Salome - Met



So as the few people who read my blog know by now, I'm a horror fan.  So, naturally, I've been a fan of Richard Strauss' Salome since I was a teenage music student.  There is nothing like it in the opera world, seriously creepy, gorgeous, lush, and rotten.  It is a production sure to invoke discussion.  Mainly on how far Opera houses will wade into the muck and emphasize the Grand Guignol.  Will the opera diva playing Salome dance the "Dance of the 7 Veils" herself or will they pull in a body double?

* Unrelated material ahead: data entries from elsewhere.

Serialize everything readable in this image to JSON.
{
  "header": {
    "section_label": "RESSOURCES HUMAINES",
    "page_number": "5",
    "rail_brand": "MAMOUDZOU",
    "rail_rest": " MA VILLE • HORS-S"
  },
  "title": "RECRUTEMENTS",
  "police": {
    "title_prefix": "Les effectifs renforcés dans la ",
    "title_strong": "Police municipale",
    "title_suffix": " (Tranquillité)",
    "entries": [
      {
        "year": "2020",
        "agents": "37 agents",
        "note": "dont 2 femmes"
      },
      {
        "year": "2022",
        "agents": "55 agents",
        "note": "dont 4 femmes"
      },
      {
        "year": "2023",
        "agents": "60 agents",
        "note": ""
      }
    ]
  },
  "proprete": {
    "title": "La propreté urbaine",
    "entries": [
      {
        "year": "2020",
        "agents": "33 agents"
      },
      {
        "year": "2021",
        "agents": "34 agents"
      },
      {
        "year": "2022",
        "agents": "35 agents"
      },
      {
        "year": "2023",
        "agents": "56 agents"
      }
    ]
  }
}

Despite being a lifelong fan of the work, I never saw it on stage until today.  Did I like it?  Yes!  It appealed to my inner teenager very much.  However, this production did suffer from small voices.  Now, to be fair...Strauss is a hard nut to crack.  He is up there with Wagner pushing huge orchestral sound.  In fact many times, I couldn't help thinking that the orchestral score was the main attraction and the singers were there as superfluous sweetness sprinkled on top of an already too rich ice cream sundae.  Still, it struck me as a sad that the MET couldn't pull in Wagner level vocalists to perform this opera justly.

The singers who held up well were Kang Wang as Narraboth and Gerhard Siegel as Herod.  Kang is still young, I think his voice has a few years to mature.  But he filled the house with a good amount of voice.  Siegel, being German, used his native language to great effect, shading his voice with a lot of intonation which cut through the orchestra.  Everyone else was lost at sea in a huge, stormy and dramatic orchestral wave.  Patricia Racette was an extremely beautiful and madly entitled Salome.  It was just unfortunate that she doesn't have the voice to power through the orchestra.  She acted up a storm and made the character real not a cartoon villain.  I think the part of her performance that was the most frightening was not when she was singing to John the Baptist's head but when she kicked the hand of Narraboth from her leg as he was dying.  Her dance scene was deceivingly tame until at the end it turned into a true strip tease with full nudity.  The audience was silently shocked with the exception of a few nervous laughs.

The stage set was a bit odd.  The time period was more "modern", set some time in the 1930s or 1940s.  The MET gave its spareness its own brand of lushness with opulent period clothing for the cast and lovely stage lighting.

The star of this performance was truly conductor Johannes Debus.  He understood the score, its fallen romance, madness, bombast, and debauched evil.  The Met orchestra responded wonderfully to his direction pushing itself to virtuosity and hitting all the right highs and lows in the score.

A good production all things considered, but it would have been better with bigger voices involved.